Organizing your Burning Man experience is part of the journey. The costumes you wear, the tent or RV you inhabit, the group that you camp with, all define that experience. How well you share those efforts, and how well you work individually and as a team, determine the level of comfort and fun you will have.
It is important for all of us to expand out of our comfort zone in peaceful, interactive ways. Burning Man pushes all of our buttons in this regard. It attracts the weirdest of people, in both the good weird way and the too-weird-to-be-believed way. It surrounds the participant with the wildest art, music, and outfits imaginable. Whatever your interests, you can explore them on the alkaline playa upon which the annual event is staged.
If you’re into athleticism, riding your bike on the playa for hours, amidst the hundreds of art installations, may be the wildest bike ride you have ever taken. If it’s music you love, finding three different dance stages in full swing at sunrise on the desert—with 1,000 people at each one—will change your expectations of what it means to go out dancing. And there is even more music, in tents and on stages everywhere, from bluegrass to EDM, jazz to the Grateful Dead.
If you seek sex, drugs, and surprising relationships, you will find them, too. Your experience at Burning Man will be defined by what you choose to do with your time on the desert floor and what you want to come away with.
But why should you go? Because if you do you, will push yourself to prepare for and experience something completely new, and be changed by it. You cannot go “Wow!” every few minutes, around the clock, for days on end, without coming away with “Why not?” And more of “why not” is what our world needs now. We need tolerance, openness, creativity, and acceptance of the wide variety of people and ideas that circulate today, seeded with inspiration to create the innovations needed for tomorrow.

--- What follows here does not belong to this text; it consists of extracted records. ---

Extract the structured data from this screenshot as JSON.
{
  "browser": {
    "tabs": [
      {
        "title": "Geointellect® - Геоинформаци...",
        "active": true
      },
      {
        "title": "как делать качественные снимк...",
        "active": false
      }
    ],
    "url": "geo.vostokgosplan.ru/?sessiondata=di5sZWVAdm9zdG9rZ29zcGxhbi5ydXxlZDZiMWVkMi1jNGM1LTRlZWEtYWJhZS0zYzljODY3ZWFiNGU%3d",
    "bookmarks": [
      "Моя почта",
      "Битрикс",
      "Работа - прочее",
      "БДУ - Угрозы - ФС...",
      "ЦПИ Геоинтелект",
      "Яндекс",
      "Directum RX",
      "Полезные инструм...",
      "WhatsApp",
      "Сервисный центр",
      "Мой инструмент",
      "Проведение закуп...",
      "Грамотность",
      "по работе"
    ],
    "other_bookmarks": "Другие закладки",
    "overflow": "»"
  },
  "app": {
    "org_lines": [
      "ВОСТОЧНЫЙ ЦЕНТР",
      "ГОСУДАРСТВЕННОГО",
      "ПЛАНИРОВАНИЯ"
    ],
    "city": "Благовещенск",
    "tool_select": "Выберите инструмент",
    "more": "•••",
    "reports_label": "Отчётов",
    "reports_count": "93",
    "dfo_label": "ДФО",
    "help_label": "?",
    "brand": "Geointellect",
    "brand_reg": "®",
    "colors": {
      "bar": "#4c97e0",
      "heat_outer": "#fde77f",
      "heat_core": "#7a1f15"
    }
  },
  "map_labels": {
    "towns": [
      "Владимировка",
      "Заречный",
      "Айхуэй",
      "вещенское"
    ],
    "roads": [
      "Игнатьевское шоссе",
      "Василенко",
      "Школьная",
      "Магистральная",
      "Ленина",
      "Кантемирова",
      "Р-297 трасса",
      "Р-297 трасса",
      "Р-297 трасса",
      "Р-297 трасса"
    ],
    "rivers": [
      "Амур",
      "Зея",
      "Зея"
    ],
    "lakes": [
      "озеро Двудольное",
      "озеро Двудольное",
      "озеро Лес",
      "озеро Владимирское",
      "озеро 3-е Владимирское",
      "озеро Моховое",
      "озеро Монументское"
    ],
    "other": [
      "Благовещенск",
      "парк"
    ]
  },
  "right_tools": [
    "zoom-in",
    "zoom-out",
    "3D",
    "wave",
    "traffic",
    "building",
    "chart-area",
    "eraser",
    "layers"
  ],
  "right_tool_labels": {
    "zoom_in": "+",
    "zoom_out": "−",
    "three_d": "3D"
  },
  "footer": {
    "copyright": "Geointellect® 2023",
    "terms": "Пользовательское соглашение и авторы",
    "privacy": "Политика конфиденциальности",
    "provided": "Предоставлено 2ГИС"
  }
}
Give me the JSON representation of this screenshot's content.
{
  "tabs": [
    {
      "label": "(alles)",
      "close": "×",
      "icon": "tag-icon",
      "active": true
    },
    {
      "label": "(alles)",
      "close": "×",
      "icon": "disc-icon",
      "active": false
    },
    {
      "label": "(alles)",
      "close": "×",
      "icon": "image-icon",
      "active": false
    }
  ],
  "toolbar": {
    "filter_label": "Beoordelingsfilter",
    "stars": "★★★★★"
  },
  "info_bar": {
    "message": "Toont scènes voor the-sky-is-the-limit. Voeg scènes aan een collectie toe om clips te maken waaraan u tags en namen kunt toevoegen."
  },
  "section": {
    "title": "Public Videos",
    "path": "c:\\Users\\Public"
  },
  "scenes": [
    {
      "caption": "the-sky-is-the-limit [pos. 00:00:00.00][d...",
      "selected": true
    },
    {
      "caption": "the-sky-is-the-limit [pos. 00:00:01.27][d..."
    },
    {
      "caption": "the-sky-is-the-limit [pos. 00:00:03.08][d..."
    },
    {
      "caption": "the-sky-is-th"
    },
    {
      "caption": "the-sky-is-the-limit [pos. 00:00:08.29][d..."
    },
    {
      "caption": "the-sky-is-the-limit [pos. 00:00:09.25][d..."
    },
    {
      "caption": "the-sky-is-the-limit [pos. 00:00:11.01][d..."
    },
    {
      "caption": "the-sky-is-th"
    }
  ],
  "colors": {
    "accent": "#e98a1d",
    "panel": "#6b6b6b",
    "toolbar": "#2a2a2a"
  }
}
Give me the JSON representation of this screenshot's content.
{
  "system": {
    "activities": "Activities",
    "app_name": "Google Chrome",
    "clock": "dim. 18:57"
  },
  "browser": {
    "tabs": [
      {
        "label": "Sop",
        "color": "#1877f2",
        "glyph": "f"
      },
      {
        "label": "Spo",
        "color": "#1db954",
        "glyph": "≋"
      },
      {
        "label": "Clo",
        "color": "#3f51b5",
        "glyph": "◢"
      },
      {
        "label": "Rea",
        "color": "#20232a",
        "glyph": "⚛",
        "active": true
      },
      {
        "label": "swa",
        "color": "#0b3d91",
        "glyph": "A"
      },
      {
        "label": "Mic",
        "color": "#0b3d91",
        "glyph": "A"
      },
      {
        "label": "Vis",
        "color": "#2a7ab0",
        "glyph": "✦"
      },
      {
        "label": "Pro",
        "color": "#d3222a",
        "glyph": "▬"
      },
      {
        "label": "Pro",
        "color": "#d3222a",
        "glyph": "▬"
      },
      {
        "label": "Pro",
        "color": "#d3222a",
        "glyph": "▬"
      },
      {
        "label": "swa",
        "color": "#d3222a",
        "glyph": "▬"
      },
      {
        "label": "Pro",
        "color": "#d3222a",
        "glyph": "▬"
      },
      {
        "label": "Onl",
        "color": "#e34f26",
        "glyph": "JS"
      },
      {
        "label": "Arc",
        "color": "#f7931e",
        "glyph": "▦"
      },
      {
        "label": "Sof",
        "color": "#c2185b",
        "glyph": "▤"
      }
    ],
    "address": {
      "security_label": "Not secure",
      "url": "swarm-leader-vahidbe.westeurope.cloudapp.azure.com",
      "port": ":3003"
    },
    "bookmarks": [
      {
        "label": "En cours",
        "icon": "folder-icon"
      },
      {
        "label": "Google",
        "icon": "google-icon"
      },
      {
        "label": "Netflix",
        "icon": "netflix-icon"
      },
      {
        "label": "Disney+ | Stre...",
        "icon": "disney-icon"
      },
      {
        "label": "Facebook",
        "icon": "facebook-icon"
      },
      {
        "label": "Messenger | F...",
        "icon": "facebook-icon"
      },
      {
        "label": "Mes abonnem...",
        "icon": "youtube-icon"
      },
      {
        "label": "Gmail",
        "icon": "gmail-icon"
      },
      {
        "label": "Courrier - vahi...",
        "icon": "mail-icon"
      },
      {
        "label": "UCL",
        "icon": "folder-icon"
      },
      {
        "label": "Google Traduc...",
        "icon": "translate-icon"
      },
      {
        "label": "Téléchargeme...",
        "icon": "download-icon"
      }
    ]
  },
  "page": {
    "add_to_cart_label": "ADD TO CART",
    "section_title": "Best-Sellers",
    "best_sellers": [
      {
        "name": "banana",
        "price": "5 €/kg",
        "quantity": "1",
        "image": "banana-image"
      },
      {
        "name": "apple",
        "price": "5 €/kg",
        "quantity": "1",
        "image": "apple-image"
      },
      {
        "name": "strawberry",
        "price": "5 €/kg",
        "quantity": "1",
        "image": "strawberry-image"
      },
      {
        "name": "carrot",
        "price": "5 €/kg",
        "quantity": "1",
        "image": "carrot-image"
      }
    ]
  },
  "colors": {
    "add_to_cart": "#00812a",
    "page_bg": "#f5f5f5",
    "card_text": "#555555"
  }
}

Think about it. Think of radical inclusion: welcoming strangers into your life, without prerequisites. Think of gifting unconditionally—not just to your family, but to everyone with who you come into contact. Think of stripping your life of nonstop commercial influences, relying on your inner resources, expressing your creativity uninhibitedly (though with respect for the rights of others). Think of cooperating and producing within a community that depends on everyone’s full participation. Consider what it means to truly leave no trace of waste wherever you go, leaving your living space as it was when you found it. And think about how it would feel to overcome the barriers between us right now, rather than waiting for some future that may never come.
Everyone should go to Burning Man at least once—and share what they learn there, unconditionally.